8日、中国・北京の釣魚台国賓館で握手をするジャネット・イエレン米財務長官と中国の何立峰副首相8日、中国・北京の釣魚台国賓館で握手をするジャネット・イエレン米財務長官(左)と中国の何立峰副首相 Photo:Pool/gettyimages

表面上は対立だが
水面下では対話の米中関係

 2023年上半期を総括し、下半期に向けて示唆するような、中国外交の一幕であった。

 7月6日~9日、ジャネット・イエレン米財務長官が中国を訪問した。同財務長官の訪中に関しては、過去半年を含め、米中当局の間で終始交渉のテーマであり続けた。

 例えば、今年1月、世界経済フォーラム(ダボス会議)に際してスイスを訪問したイエレン長官と劉鶴国務院副首相(当時)がチューリヒで会談を行い、マクロ経済や金融政策を巡って両国が意思疎通と政策協調を深化させていく旨で合意した。劉鶴はイエレンに対し、今年の適切な時期の訪中を要請し、イエレンも前向きに検討すると返答した経緯がある。

 それから間もなく、中国偵察気球事件が勃発し、2月初旬のブリンケン国務長官の訪中が延期になり、米中関係は一層の緊張と相互不信に見舞われた。一方、この期間も、5月に王毅中央政治局委員とジェイク・サリバン国家安全保障担当大統領補佐官がウィーンで会談を行うなど、両国間のハイレベル協議は継続されてきた。

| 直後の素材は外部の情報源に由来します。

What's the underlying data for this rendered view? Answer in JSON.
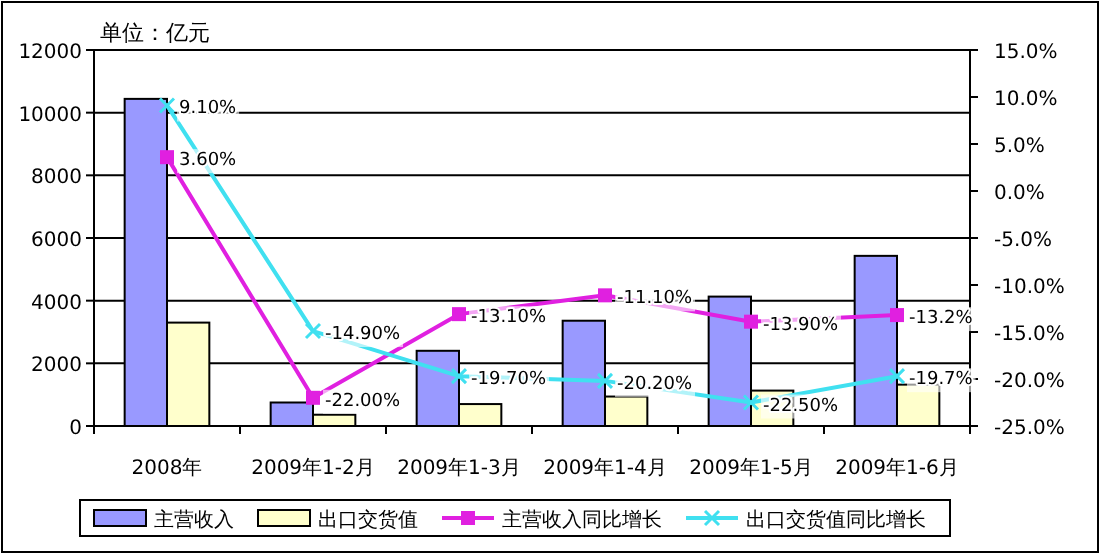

 できる分野で協力はする、競争も辞さないけれども、衝突・対立を避けるためのガードレールはしっかり敷いておこうという、昨年11月の米中首脳会談での合意が一定程度体現されてきたといえる。

 それを象徴していたのが、前回コラムで扱ったブリンケン訪中であり(習近平国家主席とブリンケンの会談は、中国側の戦略的意図、覇権的野心を赤裸々に主張したものだった)、今回のイエレン訪中も、表面上は対立しつつも、水面下では対話をしていこう、という米中戦略的競争関係の実態を如実に表しており、この趨勢は下半期も続いていくものと思われる。